FOLLOW DR. KO: End of Intern Year
The nurse paged me about a patient with high blood pressure; I asked my second-year which medication I should dispense. A patient complained of shortness of breath; I asked my second-year what to do. My prescriptions wouldn’t print; I asked my second-year what was wrong with the printer. It felt ironic to me how one day I was nothing but an annoying medical student, and the next day everyone was calling me “doctor,” and yet I didn’t feel any different.
This time, however, I do feel different. In a few days, on that notorious first day of the month of July, a new batch of Interns will come in, and I will be that second-year that they come to for answers.
Unlike in Canada or other countries where first-year residents are merely called “R1”, the hierarchy in the American medical field is further underscored by the terms “Intern” and “Senior.”

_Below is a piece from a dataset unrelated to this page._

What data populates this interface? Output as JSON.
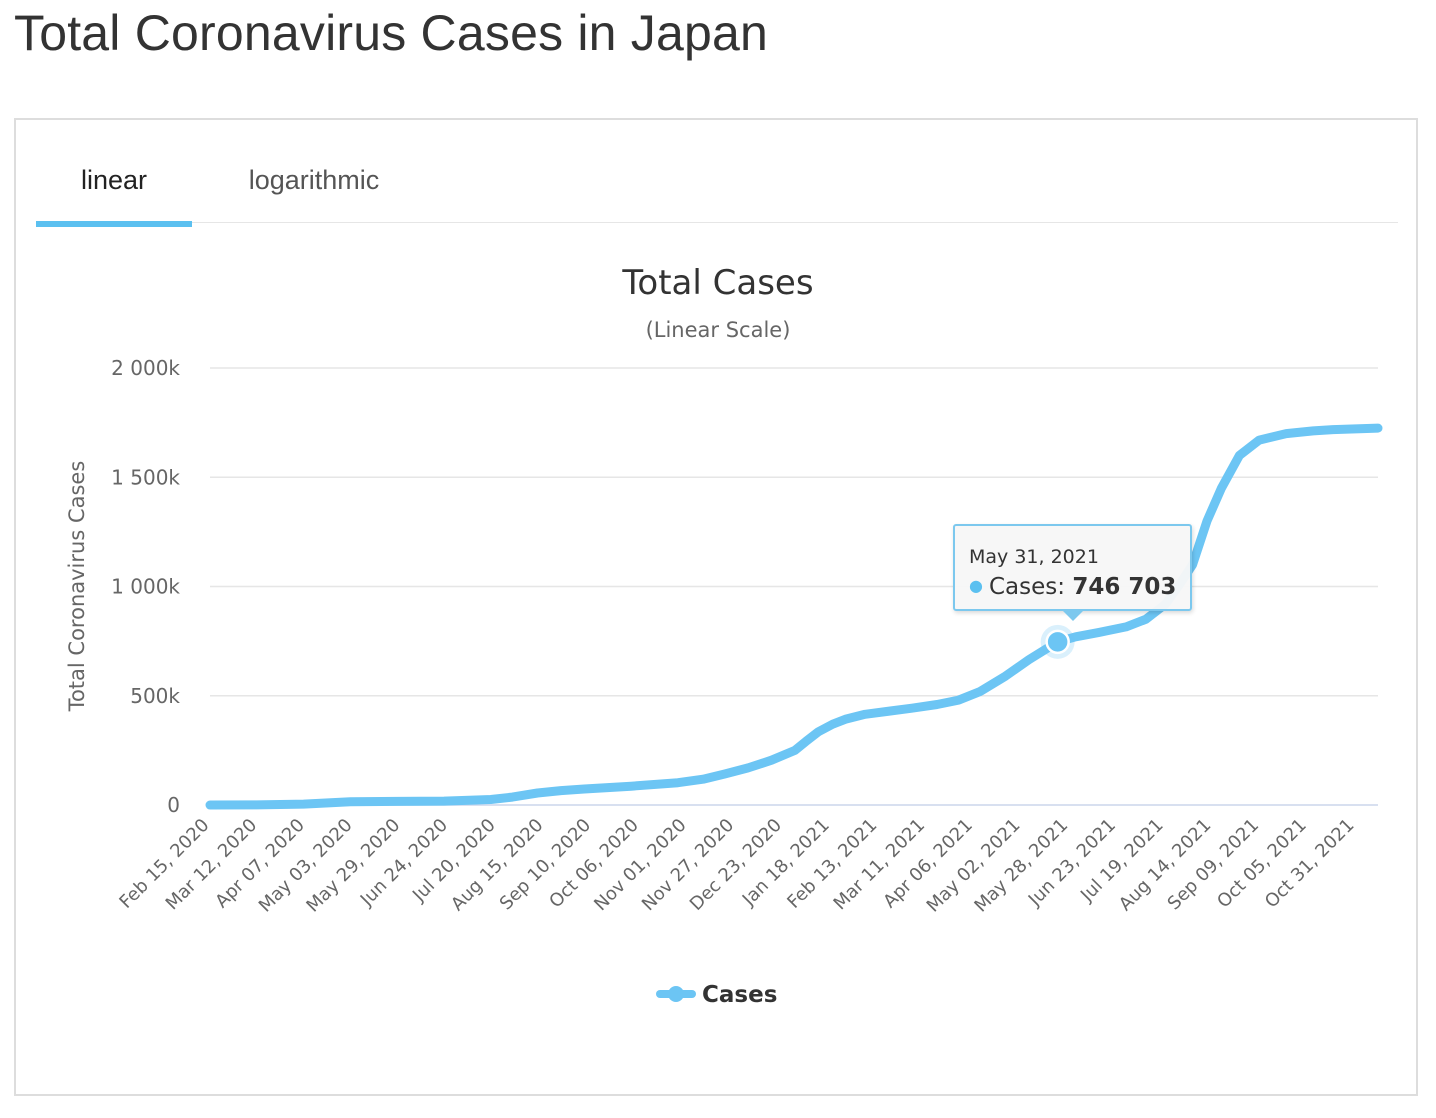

“Internship” is often said to be the toughest year of residency, during which the young doctor with her newly donned white coat has to prove to the world that she is tough enough to be a doctor. And of course, being at the very bottom of the feeding chain (because medical students aren’t even on the radar), interns, or first-years, are given all the “scut work.”
Scut work is basically tedious and what one might consider menial tasks that no one likes to do but which have to be done. Common scut work includes calling a patient’s primary care physician to obtain their background information, faxing papers, waiting for papers to be faxed back, drawing blood, bringing the blood sample to the lab, filling out paperwork, running around the hospital looking for a cane because the patient cannot be discharged without one… the list is endless, and so are the hours.
I remember being awakened in the middle of the night by interminable pages. Feeling frustrated over a dispute with a nurse; angry because of a rude and aggressive patient; incompetent about not being able to figure out what was wrong with a patient and discouraged about just being a cog in the wheel.
And then one day, recently, I heard a code. A patient had crashed. I ran to the scene where my co-intern Dr. Aaron Pickrell was already giving chest compressions to a patient who had collapsed on the floor, and giving nurses orders. In that split second, I felt pride for my colleague and friend. I rushed to his side and took over the chest compressions. We asked the nurses to get the patient’s finger stick to check her blood sugar level, checked the patient’s blood oxygen level with a pulse oximeter, ordered dextrose, glucagon, epinephrine, ordered the respiratory therapist to administer oxygen… Of course it was not perfect, and it was messy, but there we were, “little interns”, acting like doctors.
More experienced residents and attendings arrived shortly, and guided us in our efforts to save this woman’s life.
Yes, this time, I do feel different. I feel like a doctor.